2024-IN2547-000ZZ-2024-INQ0091306-N0-IN2547: Solution p. lemma cfl exercise 8/01/25

In this exercise done in class during lecture of 8/01/2025 the applying of pumping lemma was left as exercise at home. I have a doubt if my solution correct, in particular I’m not sure of the second case I provide for factorization where v has some a’s and x has some b’s.

Thank you

Exercise

Re: Solution p. lemma cfl exercise 8/01/25

by Giorgio Satta - Saturday, 8 February 2025, 2:57 PM

Is there any student who can answer to this question?

Re: Solution p. lemma cfl exercise 8/01/25

by Giorgio Satta - Monday, 10 February 2025, 3:17 PM

I have noticed a glitch in your paperwork: In the pumping lemma conditions, you should have \( vx \neq \varepsilon \), not \( v,x \neq \varepsilon \): the two conditions have different meaning.

Case 2 in the application of the pumping lemma is ok, but you are stating \( |v| =m \), \(|x| = m \): there is no such condition in the pumping lemma. The length of \( v,x \) do not need to be equal, the only thing we know is \( |vx| > 0 \).

Finally, one case is missing in the application of the pumping lemma. You need to discuss the case in which one among \( v, x \) falls across two consecutive blocks.
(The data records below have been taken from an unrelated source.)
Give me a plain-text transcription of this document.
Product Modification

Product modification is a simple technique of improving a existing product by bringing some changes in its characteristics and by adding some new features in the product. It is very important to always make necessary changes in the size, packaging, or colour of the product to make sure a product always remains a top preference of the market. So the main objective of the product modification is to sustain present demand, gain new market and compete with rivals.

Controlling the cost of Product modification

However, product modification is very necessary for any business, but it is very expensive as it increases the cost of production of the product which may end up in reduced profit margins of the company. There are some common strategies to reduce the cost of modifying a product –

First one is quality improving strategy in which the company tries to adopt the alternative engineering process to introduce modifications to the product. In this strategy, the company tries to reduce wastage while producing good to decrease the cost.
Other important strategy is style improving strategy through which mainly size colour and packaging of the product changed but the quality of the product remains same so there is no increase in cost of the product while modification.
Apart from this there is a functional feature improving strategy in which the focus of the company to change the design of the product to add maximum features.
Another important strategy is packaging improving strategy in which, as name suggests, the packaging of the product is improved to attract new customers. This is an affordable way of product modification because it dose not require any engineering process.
Re: Solution p. lemma cfl exercise 8/01/25

by FRANCESCO VEZZANI - Monday, 10 February 2025, 7:40 PM

Thank you very much professor Satta. 1. My first mistake comes from my misunderstanding of the condition vx different from epsilon, what is not clear to me is how they can be considered together when I have the symbol w in between. 2. This second issue it’s also related to the misunderstanding of how I can have condition vx differ from epsilon if I have w in between the two. 3. For the missing case can i consider just across a and b and b and c in a single case or i have to manage in two separate cases? I was thinking of demonstrating it using k=0 is it right ? Thank you very much

Re: Solution p. lemma cfl exercise 8/01/25

by Giorgio Satta - Tuesday, 11 February 2025, 8:22 AM

It is certainly true that \( v, x \) do not appear together inside the string \( w \) that you have chosen. However writing \( |v x| > 0 \) simply means that there is at least one alphabet symbol occurring in \( v \) or in \( x \), but you do not know exactly which one of the two.

As for the missing case, if \( v \) or \( x \) simultaneously contains occurrences of \( a \) followed by occurrences of \( b \), then you should use \( k > 2 \). In this way you will get occurrences of \( b \) followed by occurrences of \( a \), and the resulting string cannot be in the language. The case in which \( v \) or \( x \) simultaneously contains occurrences of \( b \) followed by occurrences of \( c \) is similar.

I hope this is clear. If not, you should ask for office hours.